The acronym BRIC was coined in 2001 by economist Jim O'Neill, from the American investment bank Goldman Sachs, to group four of the fastest growing economies of those times. O'Neill wanted to highlight how four nations - Brazil, Russia, India and China - could collectively become a global economic force in the next decade.
Investors got the message, and so did the decision makers in the countries concerned. Putting aside their political and social differences and based on a common desire to restructure the global political, economic and financial systems led by the United States, the four nations committed themselves to an ideal of "fairness, balance and representation".
The first BRIC annual meeting was held in 2009 in Yekaterinburg, Russia. A year later, they invited South Africa to join the political group, and an "s" was added to the end of the acronym, becoming BRICS.

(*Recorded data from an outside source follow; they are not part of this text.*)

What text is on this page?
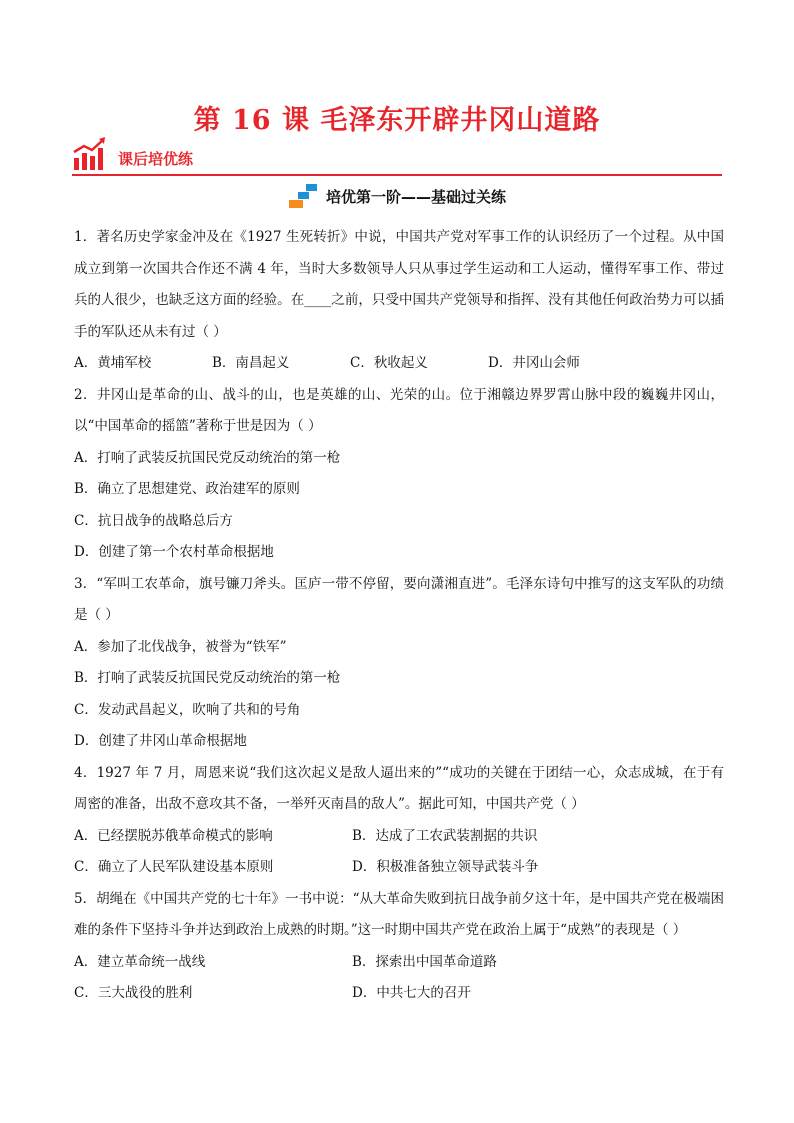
第 16 课 毛泽东开辟井冈山道路
课后培优练
培优第一阶——基础过关练

1．著名历史学家金冲及在《1927 生死转折》中说，中国共产党对军事工作的认识经历了一个过程。从中国成立到第一次国共合作还不满 4 年，当时大多数领导人只从事过学生运动和工人运动，懂得军事工作、带过兵的人很少，也缺乏这方面的经验。在____之前，只受中国共产党领导和指挥、没有其他任何政治势力可以插手的军队还从未有过（ ）

A．黄埔军校	B．南昌起义	C．秋收起义	D．井冈山会师

2．井冈山是革命的山、战斗的山，也是英雄的山、光荣的山。位于湘赣边界罗霄山脉中段的巍巍井冈山，以“中国革命的摇篮”著称于世是因为（ ）

A．打响了武装反抗国民党反动统治的第一枪

B．确立了思想建党、政治建军的原则

C．抗日战争的战略总后方

D．创建了第一个农村革命根据地

3．“军叫工农革命，旗号镰刀斧头。匡庐一带不停留，要向潇湘直进”。毛泽东诗句中推写的这支军队的功绩是（ ）

A．参加了北伐战争，被誉为“铁军”

B．打响了武装反抗国民党反动统治的第一枪

C．发动武昌起义，吹响了共和的号角

D．创建了井冈山革命根据地

4．1927 年 7 月，周恩来说“我们这次起义是敌人逼出来的”“成功的关键在于团结一心，众志成城，在于有周密的准备，出敌不意攻其不备，一举歼灭南昌的敌人”。据此可知，中国共产党（ ）

A．已经摆脱苏俄革命模式的影响	B．达成了工农武装割据的共识
C．确立了人民军队建设基本原则	D．积极准备独立领导武装斗争

5．胡绳在《中国共产党的七十年》一书中说：“从大革命失败到抗日战争前夕这十年，是中国共产党在极端困难的条件下坚持斗争并达到政治上成熟的时期。”这一时期中国共产党在政治上属于“成熟”的表现是（ ）

A．建立革命统一战线	B．探索出中国革命道路
C．三大战役的胜利	D．中共七大的召开
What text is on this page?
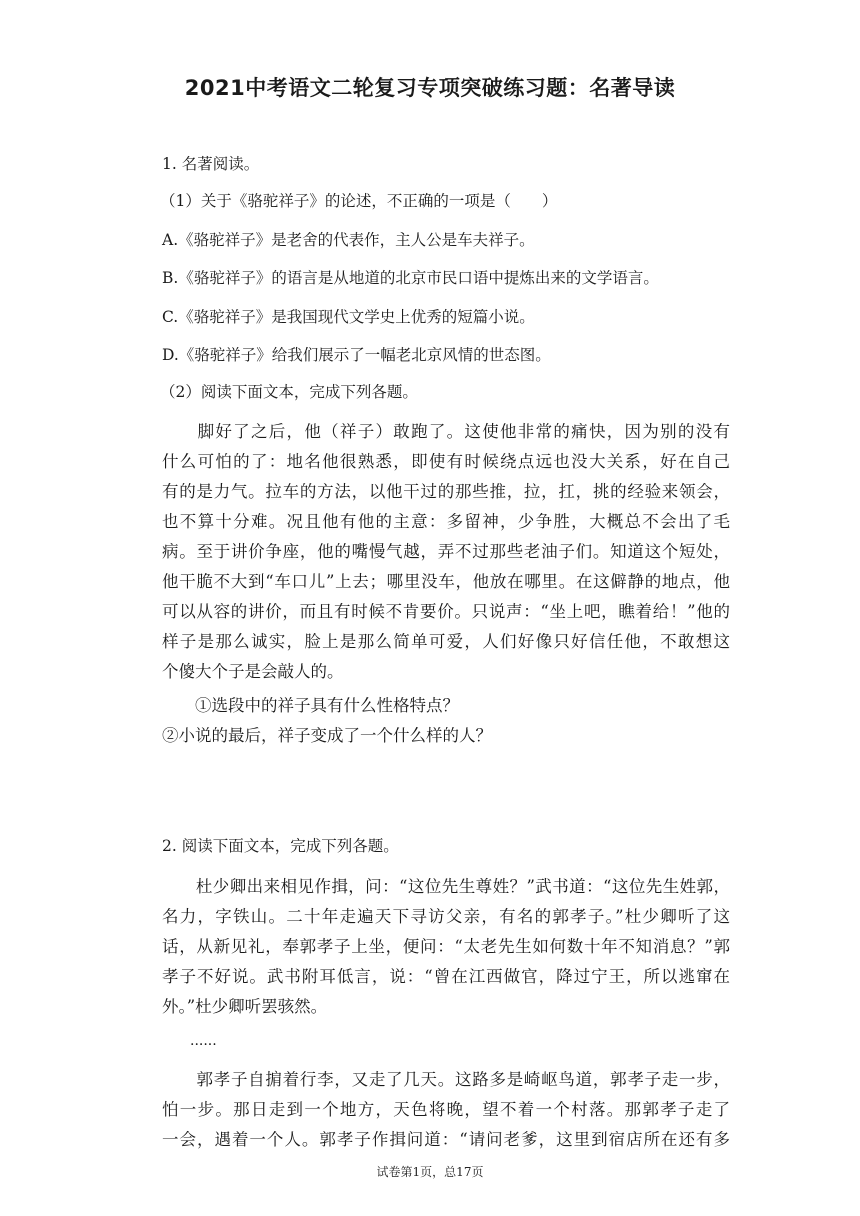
2021中考语文二轮复习专项突破练习题：名著导读
1. 名著阅读。
（1）关于《骆驼祥子》的论述，不正确的一项是（　　）
A.《骆驼祥子》是老舍的代表作，主人公是车夫祥子。
B.《骆驼祥子》的语言是从地道的北京市民口语中提炼出来的文学语言。
C.《骆驼祥子》是我国现代文学史上优秀的短篇小说。
D.《骆驼祥子》给我们展示了一幅老北京风情的世态图。
（2）阅读下面文本，完成下列各题。
　　脚好了之后，他（祥子）敢跑了。这使他非常的痛快，因为别的没有
什么可怕的了：地名他很熟悉，即使有时候绕点远也没大关系，好在自己
有的是力气。拉车的方法，以他干过的那些推，拉，扛，挑的经验来领会，
也不算十分难。况且他有他的主意：多留神，少争胜，大概总不会出了毛
病。至于讲价争座，他的嘴慢气越，弄不过那些老油子们。知道这个短处，
他干脆不大到“车口儿”上去；哪里没车，他放在哪里。在这僻静的地点，他
可以从容的讲价，而且有时候不肯要价。只说声：“坐上吧，瞧着给！”他的
样子是那么诚实，脸上是那么简单可爱，人们好像只好信任他，不敢想这
个傻大个子是会敲人的。
　　①选段中的祥子具有什么性格特点？
②小说的最后，祥子变成了一个什么样的人？
2. 阅读下面文本，完成下列各题。
　　杜少卿出来相见作揖，问：“这位先生尊姓？”武书道：“这位先生姓郭，
名力，字铁山。二十年走遍天下寻访父亲，有名的郭孝子。”杜少卿听了这
话，从新见礼，奉郭孝子上坐，便问：“太老先生如何数十年不知消息？”郭
孝子不好说。武书附耳低言，说：“曾在江西做官，降过宁王，所以逃窜在
外。”杜少卿听罢骇然。
　　......
　　郭孝子自掮着行李，又走了几天。这路多是崎岖鸟道，郭孝子走一步，
怕一步。那日走到一个地方，天色将晚，望不着一个村落。那郭孝子走了
一会，遇着一个人。郭孝子作揖问道：“请问老爹，这里到宿店所在还有多
试卷第1页，总17页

From 2010 until today, there has been no further expansion of that international organization.
Among the most notable achievements of the organization is the creation of the New Development Bank (NDB) - or Banco BRICS - which is currently chaired by Dilma Rousseff, the former president of Brazil. The multilateral development bank has a subscribed capital of 50 billion US dollars (approximately 250 billion lei) to finance infrastructure and climate-related projects in developing countries.
Since its establishment in 2015, the financial institution, which includes BRICS members as well as the states of Bangladesh, Egypt and the United Arab Emirates among its shareholders, has already approved more than $30 billion in loans. Comparatively, in the year 2022, the World Bank committed loans of over 100 billion dollars.
BRICS has also created a $100 billion Contingency Reserve Arrangement, a foreign currency liquidity facility that members can tap into during any phases of global financial turbulence.
The organization's economic influence has grown over the past two decades, thanks in large part to the economic growth of China - which is the world's second largest economy by Gross Domestic Product - and the rise of India to become the world's fifth largest economy. The economies of Russia and Brazil lost their growth potential and returned to the situation of 2001 in terms of their share of global GDP, and the South African economy struggled to catch up with the other member states of the organization. Although the economic bloc is now a major force in international trade, trade among its members has remained relatively low in the absence of any intra-BRICS free trade agreement.